- 1988 champ Bill Elliott was NASCAR's most popular driver 16 times
- Wendell Scott is the only African-American to win a race in NASCAR's top division
- Induction to be held January 30 in Charlotte, North Carolina
NASCAR's Hall of Fame class for 2015 includes Bill Elliott, one of its most popular drivers ever, and Wendell Scott, the only African-American to win a top-level race, the auto racing sanctioning body announced Wednesday.
Three other drivers -- Fred Lorenzen, Joe Weatherly and Rex White -- will be inducted at a ceremony on January 30 at the NASCAR Hall of Fame in Charlotte, North Carolina.
Elliott won one Winston Cup title and 44 races in his 37-year career, including two victories at the Daytona 500. Known as "Awesome Bill from Dawsonville", a reference to his Georgia hometown, Elliott won the series top circuit championship in 1988. He was voted NASCAR's most popular driver a record 16 times.
In 1963, Scott became the only African-American to win a race at NASCAR's highest level, taking a 100-mile feature at Jacksonville, Florida, on December 1. He also was the first African-American to race full time in NASCAR's premier series, called the Grand National Series at the time.
Scott made the top 10 in 30% of the races in his 13-year Grand National career. He was portrayed in the 1977 movie "Greased Lightning" by Richard Pryor. He died in 1990.
Lorenzen was considered one of the sport's first superstars and won 26 races while running a part-time schedule in the 1960s and early 1970s.
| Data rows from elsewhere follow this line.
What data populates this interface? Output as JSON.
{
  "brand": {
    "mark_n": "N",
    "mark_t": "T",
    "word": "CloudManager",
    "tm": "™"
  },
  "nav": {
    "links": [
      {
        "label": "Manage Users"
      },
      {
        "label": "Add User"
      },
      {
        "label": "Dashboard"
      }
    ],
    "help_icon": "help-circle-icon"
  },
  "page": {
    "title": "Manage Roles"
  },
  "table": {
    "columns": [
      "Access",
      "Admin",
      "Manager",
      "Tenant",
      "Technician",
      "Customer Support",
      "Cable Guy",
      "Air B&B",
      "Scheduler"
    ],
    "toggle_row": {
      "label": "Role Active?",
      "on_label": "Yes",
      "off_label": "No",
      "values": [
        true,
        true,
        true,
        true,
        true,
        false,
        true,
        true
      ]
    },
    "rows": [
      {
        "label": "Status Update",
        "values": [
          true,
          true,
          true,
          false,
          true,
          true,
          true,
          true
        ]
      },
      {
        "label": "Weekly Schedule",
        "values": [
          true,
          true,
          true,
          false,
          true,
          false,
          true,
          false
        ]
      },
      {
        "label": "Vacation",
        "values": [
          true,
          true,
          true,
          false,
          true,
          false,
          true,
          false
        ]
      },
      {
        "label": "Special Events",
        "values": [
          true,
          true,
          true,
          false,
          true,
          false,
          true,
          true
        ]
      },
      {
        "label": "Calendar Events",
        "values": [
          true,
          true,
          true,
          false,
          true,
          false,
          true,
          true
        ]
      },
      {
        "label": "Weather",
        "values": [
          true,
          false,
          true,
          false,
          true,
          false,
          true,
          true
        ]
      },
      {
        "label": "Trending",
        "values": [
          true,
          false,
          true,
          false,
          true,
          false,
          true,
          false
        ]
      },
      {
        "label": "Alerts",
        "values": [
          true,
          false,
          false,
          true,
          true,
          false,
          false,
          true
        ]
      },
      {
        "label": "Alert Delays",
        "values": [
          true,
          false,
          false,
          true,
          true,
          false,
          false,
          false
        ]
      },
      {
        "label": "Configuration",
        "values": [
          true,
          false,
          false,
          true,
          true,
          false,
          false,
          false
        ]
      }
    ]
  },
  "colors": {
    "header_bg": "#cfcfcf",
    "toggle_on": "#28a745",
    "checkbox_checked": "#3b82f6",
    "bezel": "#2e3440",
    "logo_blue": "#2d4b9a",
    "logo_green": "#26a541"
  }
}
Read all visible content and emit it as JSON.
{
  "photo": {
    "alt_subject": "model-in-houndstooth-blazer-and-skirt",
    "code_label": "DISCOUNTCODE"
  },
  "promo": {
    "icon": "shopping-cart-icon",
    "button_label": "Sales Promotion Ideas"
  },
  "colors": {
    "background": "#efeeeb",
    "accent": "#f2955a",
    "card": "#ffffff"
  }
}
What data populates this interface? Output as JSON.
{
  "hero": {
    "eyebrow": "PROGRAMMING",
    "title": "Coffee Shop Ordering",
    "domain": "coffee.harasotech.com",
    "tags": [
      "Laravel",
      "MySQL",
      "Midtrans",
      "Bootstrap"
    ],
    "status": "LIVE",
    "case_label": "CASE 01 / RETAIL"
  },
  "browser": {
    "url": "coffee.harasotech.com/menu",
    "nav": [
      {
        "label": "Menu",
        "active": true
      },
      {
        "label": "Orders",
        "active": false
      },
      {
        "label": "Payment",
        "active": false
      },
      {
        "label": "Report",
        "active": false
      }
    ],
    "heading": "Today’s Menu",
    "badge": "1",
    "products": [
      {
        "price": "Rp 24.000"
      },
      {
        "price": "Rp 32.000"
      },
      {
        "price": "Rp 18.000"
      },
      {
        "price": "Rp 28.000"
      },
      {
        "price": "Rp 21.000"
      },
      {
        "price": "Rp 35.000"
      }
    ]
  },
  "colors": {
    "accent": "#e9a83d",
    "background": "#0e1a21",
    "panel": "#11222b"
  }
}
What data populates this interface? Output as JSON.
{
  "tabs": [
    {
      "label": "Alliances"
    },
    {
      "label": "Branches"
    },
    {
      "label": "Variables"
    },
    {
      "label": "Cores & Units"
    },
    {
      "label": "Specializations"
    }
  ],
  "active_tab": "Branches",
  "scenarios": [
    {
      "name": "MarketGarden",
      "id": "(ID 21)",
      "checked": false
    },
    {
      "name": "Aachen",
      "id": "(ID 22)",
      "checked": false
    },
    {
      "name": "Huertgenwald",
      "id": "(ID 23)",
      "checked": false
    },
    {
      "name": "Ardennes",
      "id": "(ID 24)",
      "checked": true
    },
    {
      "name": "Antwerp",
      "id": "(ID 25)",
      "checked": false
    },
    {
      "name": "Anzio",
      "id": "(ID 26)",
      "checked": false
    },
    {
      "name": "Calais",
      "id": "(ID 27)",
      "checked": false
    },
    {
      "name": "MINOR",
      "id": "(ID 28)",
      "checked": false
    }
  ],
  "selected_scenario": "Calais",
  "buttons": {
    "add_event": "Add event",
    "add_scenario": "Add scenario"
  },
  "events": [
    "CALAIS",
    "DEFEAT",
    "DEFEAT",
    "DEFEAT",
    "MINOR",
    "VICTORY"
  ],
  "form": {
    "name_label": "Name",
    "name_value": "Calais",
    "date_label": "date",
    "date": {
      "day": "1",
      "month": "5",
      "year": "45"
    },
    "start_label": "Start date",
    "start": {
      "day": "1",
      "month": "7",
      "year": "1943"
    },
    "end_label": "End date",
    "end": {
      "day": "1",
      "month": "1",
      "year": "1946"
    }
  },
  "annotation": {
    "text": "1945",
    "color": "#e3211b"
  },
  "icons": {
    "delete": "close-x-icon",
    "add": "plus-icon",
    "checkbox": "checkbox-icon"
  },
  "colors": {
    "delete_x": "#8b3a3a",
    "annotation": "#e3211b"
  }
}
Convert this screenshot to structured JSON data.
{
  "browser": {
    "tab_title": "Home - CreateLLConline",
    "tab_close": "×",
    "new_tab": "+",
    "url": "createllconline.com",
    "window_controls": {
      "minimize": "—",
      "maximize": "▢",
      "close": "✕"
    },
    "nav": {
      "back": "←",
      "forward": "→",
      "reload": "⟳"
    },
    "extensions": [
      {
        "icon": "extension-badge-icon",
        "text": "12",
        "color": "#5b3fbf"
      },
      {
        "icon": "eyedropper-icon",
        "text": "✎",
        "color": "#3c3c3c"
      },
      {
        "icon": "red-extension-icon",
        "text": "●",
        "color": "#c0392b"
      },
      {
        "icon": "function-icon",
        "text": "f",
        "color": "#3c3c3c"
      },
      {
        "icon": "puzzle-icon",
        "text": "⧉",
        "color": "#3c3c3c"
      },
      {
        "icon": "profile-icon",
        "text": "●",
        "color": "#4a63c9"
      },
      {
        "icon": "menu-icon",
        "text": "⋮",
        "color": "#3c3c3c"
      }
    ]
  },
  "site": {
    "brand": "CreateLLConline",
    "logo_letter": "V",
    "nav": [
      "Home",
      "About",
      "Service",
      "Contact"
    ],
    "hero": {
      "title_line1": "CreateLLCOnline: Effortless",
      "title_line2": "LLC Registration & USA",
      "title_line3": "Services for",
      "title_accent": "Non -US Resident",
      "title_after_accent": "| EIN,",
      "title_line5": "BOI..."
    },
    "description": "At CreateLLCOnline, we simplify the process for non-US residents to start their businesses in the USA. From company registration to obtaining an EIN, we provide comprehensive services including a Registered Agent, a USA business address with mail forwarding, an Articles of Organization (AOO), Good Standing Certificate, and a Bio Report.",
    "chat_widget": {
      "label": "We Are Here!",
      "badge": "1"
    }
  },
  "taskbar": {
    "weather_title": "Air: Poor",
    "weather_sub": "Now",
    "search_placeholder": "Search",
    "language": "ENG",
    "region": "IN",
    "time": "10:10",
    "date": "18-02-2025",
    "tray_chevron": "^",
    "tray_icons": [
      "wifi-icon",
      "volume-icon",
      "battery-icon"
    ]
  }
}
Weatherly was a two-time champion, in 1962 and in 1963, when he raced for nine different teams.
White was a short-track specialist in the early days of NASCAR. And since there were few super speedways, White finished in the top five about half the time. He won the 1960 championship and 28 races in his career (only twice at tracks longer than a mile).
Racing great Darrell Waltrip tweeted Wednesday: "I totally agree with the new members of the HoF, this is a great group and I love that Wendell Scott was selected!"
The late wife of NASCAR founder Bill France Sr., Anne Bledsoe France, will be honored with a Landmark Award.
NASCAR said the 54 voters were made up of former competitors, current champion Jimmie Johnson, racing officials and media members -- and one vote from an online poll.
NASCAR sanctions multiple divisions including Sprint Cup, the Nationwide series, as well as truck racing series and regional leagues. In 2013, Darrell Wallace Jr. became the first African-American driver to win a NASCAR race since Scott, doing so with a first-place finish in the truck series.